Despite these fears, the gay brothers manage to pursue same-sex relationships, although they still disagree on the amount of discretion necessary.
“I’ve had boyfriends ever since I’ve been in the house,” Tim said. “I’ve even been set up by a couple of brothers with other guys.”
Matt recently broke up with a long-term boyfriend, who is also in a fraternity but lives off-campus.
“People in the house either know he’s my ex-boyfriend or don’t know who he is,” he said. “He rarely visits; I like hanging at his place because I don’t feel as awkward. Some homophobic brothers tend to give me looks when he’s around.”
Josh, on the other hand, did not feel comfortable bringing a boyfriend over while he was living in his house.

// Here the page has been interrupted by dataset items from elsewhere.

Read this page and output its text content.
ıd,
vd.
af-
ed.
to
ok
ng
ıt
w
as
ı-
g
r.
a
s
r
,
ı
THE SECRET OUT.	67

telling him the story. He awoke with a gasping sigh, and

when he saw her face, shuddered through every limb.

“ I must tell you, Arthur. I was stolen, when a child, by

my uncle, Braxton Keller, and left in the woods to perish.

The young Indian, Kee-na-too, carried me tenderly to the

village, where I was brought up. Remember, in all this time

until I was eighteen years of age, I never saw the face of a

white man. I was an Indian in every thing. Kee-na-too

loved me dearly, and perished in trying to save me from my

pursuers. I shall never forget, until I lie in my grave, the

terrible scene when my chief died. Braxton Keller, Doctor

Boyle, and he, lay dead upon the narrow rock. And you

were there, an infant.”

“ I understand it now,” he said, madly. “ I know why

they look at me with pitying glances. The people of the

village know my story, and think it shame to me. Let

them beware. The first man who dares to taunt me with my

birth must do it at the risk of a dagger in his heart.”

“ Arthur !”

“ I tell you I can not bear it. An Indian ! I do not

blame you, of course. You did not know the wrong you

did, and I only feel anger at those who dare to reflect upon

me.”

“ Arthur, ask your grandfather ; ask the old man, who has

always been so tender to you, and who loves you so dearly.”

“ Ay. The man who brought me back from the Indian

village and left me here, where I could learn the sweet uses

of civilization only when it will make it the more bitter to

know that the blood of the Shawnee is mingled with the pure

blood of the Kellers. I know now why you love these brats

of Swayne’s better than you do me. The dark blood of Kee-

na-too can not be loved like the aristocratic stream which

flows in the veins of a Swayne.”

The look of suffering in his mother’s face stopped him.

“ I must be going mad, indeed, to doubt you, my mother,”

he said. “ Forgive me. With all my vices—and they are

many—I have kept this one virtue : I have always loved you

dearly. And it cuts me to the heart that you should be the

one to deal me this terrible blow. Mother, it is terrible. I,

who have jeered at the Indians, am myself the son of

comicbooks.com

“I had a roommate and it would have been too weird, for me and whoever I brought home,” he said, explaining that his homosexuality was a main reason for his decision to deactivate. “Even though most in the house would probably have been O.K. with it, I was still too scared to actively pursue a gay lifestyle. Being in the frat was holding me back from being who I really was.”
Just as they have each experienced varying levels of support from their houses, the gay brothers have different perspectives to offer gay or questioning rushees.

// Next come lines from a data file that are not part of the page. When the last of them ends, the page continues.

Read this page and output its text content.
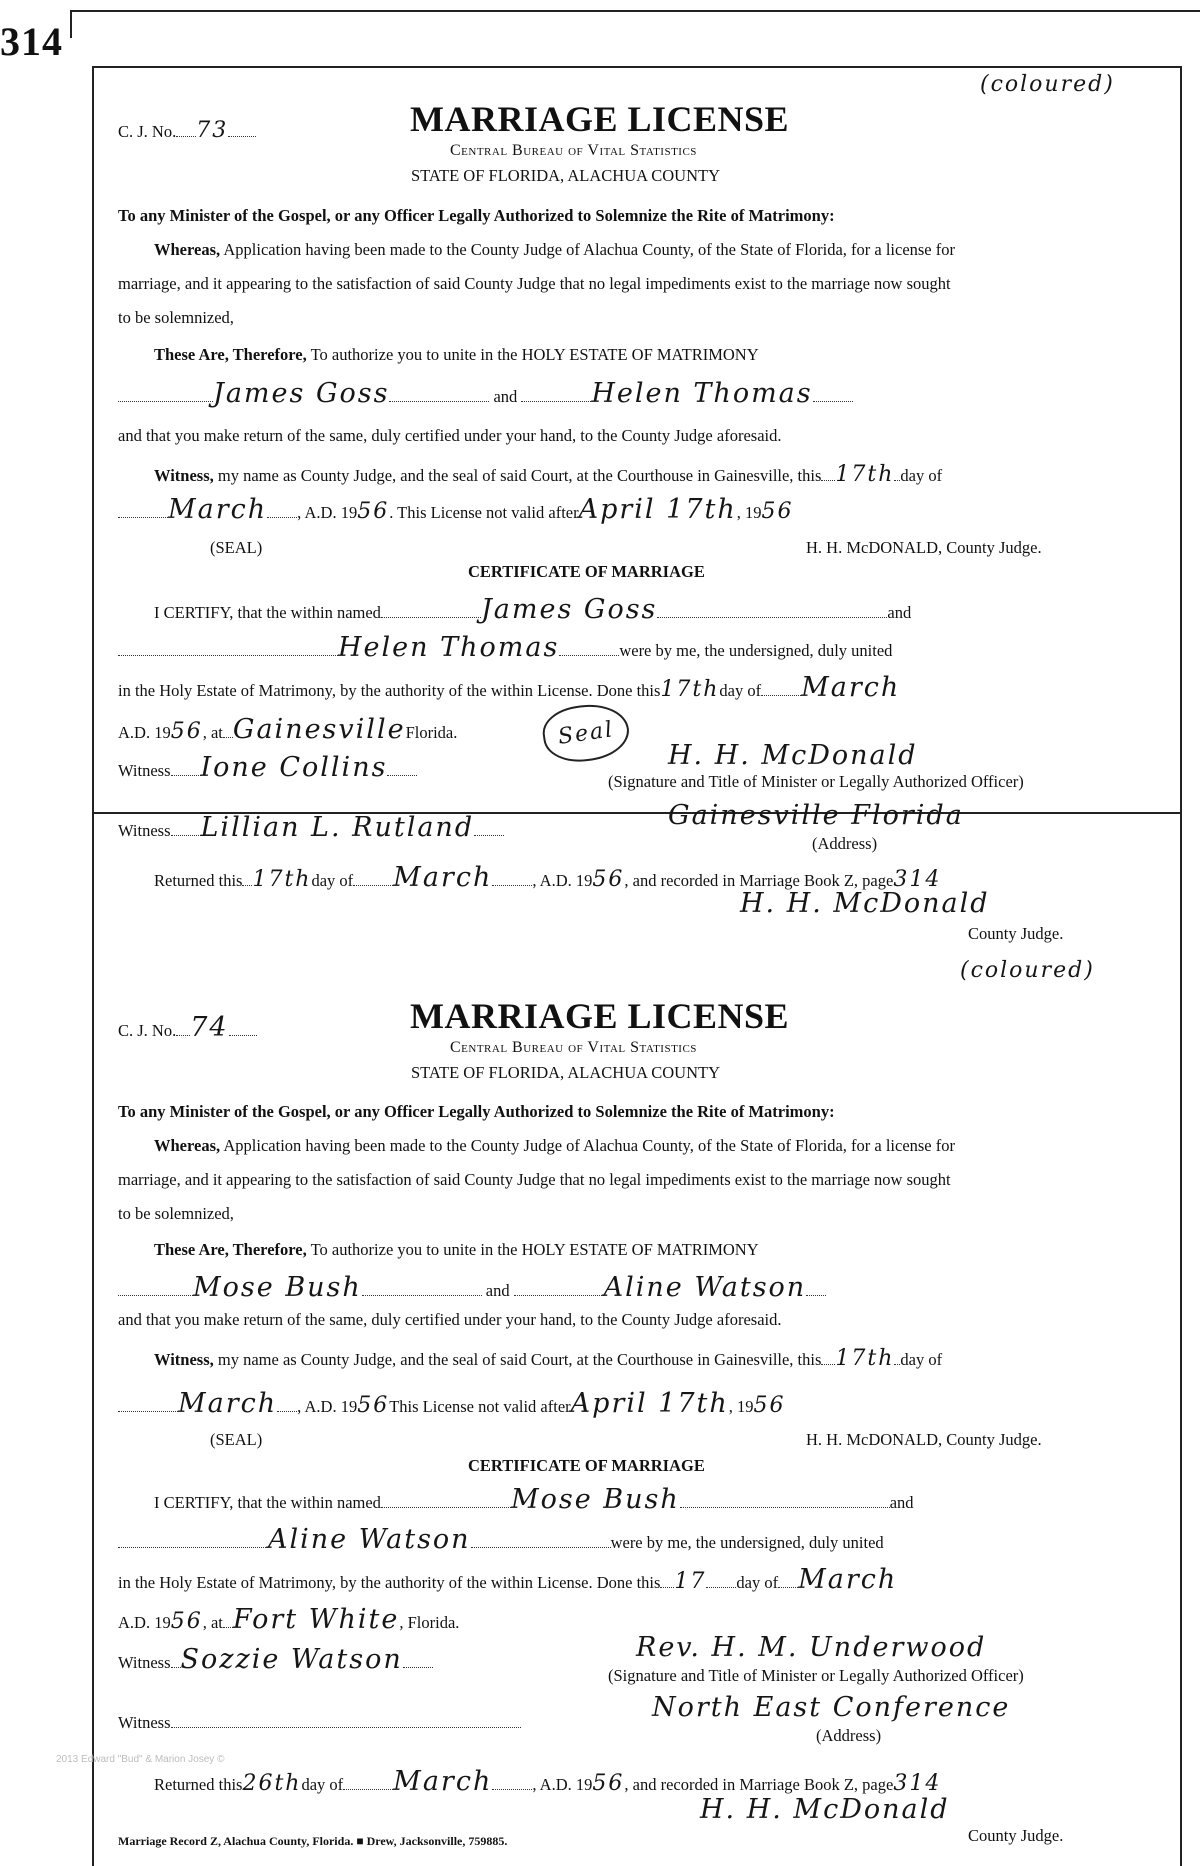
314
C. J. No. 73
(coloured)
MARRIAGE LICENSE
Central Bureau of Vital Statistics
STATE OF FLORIDA, ALACHUA COUNTY
To any Minister of the Gospel, or any Officer Legally Authorized to Solemnize the Rite of Matrimony:
Whereas, Application having been made to the County Judge of Alachua County, of the State of Florida, for a license for
marriage, and it appearing to the satisfaction of said County Judge that no legal impediments exist to the marriage now sought
to be solemnized,
These Are, Therefore, To authorize you to unite in the HOLY ESTATE OF MATRIMONY
James Goss	and	Helen Thomas
and that you make return of the same, duly certified under your hand, to the County Judge aforesaid.
Witness, my name as County Judge, and the seal of said Court, at the Courthouse in Gainesville, this 17th day of
March , A.D. 1956. This License not valid afterApril 17th, 1956
(SEAL)	H. H. McDONALD, County Judge.
CERTIFICATE OF MARRIAGE
I CERTIFY, that the within named	James Goss	and
Helen Thomas	were by me, the undersigned, duly united
in the Holy Estate of Matrimony, by the authority of the within License. Done this17thday of March
A.D. 1956, at GainesvilleFlorida.	Seal
Witness Ione Collins	H. H. McDonald
(Signature and Title of Minister or Legally Authorized Officer)
Witness Lillian L. Rutland	Gainesville Florida
(Address)
Returned this 17thday of March , A.D. 1956, and recorded in Marriage Book Z, page314
H. H. McDonald
County Judge.
(coloured)
C. J. No. 74	MARRIAGE LICENSE
Central Bureau of Vital Statistics
STATE OF FLORIDA, ALACHUA COUNTY
To any Minister of the Gospel, or any Officer Legally Authorized to Solemnize the Rite of Matrimony:
Whereas, Application having been made to the County Judge of Alachua County, of the State of Florida, for a license for
marriage, and it appearing to the satisfaction of said County Judge that no legal impediments exist to the marriage now sought
to be solemnized,
These Are, Therefore, To authorize you to unite in the HOLY ESTATE OF MATRIMONY
Mose Bush	and	Aline Watson
and that you make return of the same, duly certified under your hand, to the County Judge aforesaid.
Witness, my name as County Judge, and the seal of said Court, at the Courthouse in Gainesville, this 17th day of
March , A.D. 1956This License not valid afterApril 17th, 1956
(SEAL)	H. H. McDONALD, County Judge.
CERTIFICATE OF MARRIAGE
I CERTIFY, that the within named	Mose Bush	and
Aline Watson	were by me, the undersigned, duly united
in the Holy Estate of Matrimony, by the authority of the within License. Done this 17 day of March
A.D. 1956, at Fort White, Florida.
Witness Sozzie Watson	Rev. H. M. Underwood
(Signature and Title of Minister or Legally Authorized Officer)
Witness	North East Conference
(Address)
2013 Edward "Bud" & Marion Josey ©
Returned this26thday of March , A.D. 1956, and recorded in Marriage Book Z, page314
H. H. McDonald
County Judge.
Marriage Record Z, Alachua County, Florida. ■ Drew, Jacksonville, 759885.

“Go for it — if it’s something you want to do, it shouldn’t even be an issue,” Tim advised. “Bring it up during rush and if the house has a problem with it, that isn’t the house for you.”

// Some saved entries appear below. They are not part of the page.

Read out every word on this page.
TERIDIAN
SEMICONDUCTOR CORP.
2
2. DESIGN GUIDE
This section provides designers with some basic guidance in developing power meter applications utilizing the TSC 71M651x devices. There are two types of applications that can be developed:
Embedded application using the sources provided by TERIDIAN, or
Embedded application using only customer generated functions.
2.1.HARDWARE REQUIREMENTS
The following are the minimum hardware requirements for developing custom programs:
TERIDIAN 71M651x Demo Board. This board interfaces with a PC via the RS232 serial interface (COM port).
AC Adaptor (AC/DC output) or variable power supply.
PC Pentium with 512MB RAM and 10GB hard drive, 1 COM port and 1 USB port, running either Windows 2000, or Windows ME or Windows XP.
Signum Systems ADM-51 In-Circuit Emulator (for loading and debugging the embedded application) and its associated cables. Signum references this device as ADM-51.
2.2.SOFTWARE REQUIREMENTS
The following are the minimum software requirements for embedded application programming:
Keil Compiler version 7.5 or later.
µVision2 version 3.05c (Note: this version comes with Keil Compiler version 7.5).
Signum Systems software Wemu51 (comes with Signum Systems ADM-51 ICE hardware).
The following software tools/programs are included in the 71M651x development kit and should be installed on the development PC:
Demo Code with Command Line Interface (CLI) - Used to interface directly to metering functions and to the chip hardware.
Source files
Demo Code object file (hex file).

“Definitely rush; it’s a lot of fun, and who cares if you’re gay?” Matt said. “You’ll probably get a vibe from the people in the house whether or not being gay will be O.K.”
“Be honest with who you are — don’t go in and say, ‘Hi, I’m gay — rush me’ but have a conversation with the chapter president about it,” Windmeyer advised. “There may not always be positive results, but there are fraternities who would be very supportive of having an openly gay brother.”
Josh, Adam, and Matt, however, did not think the Greek system would accept an “obviously” gay rushee.
“I wish it didn’t matter, but it does — it goes against the basis of most frats, for example, the communal showers, close quarters, etc.,” Adam said. “If we think someone could be gay, he would probably get a bid if he’s a good kid. However, if someone totally flaming comes to the house, or someone who is openly gay, that’s another story.”
“If a person is a flaming homosexual, my house would certainly NOT bid him,” Matt agreed. “It’s not that my house is necessarily homophobic, but they probably can’t tolerate ‘gay-acting’ gays as opposed to ‘straight-acting’ gays like myself.”
Josh gave strong advice against entering the rush process. “DON’T rush if you are gay or questioning, especially if you are not out,” he said. “My house had to debate whether to extend a bid to a bisexual rushee. People are stupid and ignorant. He did get the bid, but ended up not accepting … a smart decision, if you ask me. It turns out, he is really 100 percent gay, and just told the brothers he was bisexual because he thought that was more acceptable.”
Despite these misgivings, the gay brothers have no regrets about joining their houses, although they acknowledged that their stories do not necessarily reflect the majority experience.
“I’ve had an extremely positive experience,” Tim said. “Whether or not you’re successful in the Greek system or in life in general has little to do with your sexual orientation.”
“I think being gay or bisexual in the Greek system is hard,” Adam said. “My house is very liberal so things are fairly good for me. However, if I were out freshman year, I probably never would have rushed.”
“If you have strong brotherhood in your chapter and you really know the meaning of what it means to be a brother, then someone coming out in your chapter should not matter, because they’re still a brother,” Windmeyer said. “And that’s really the bottom line.”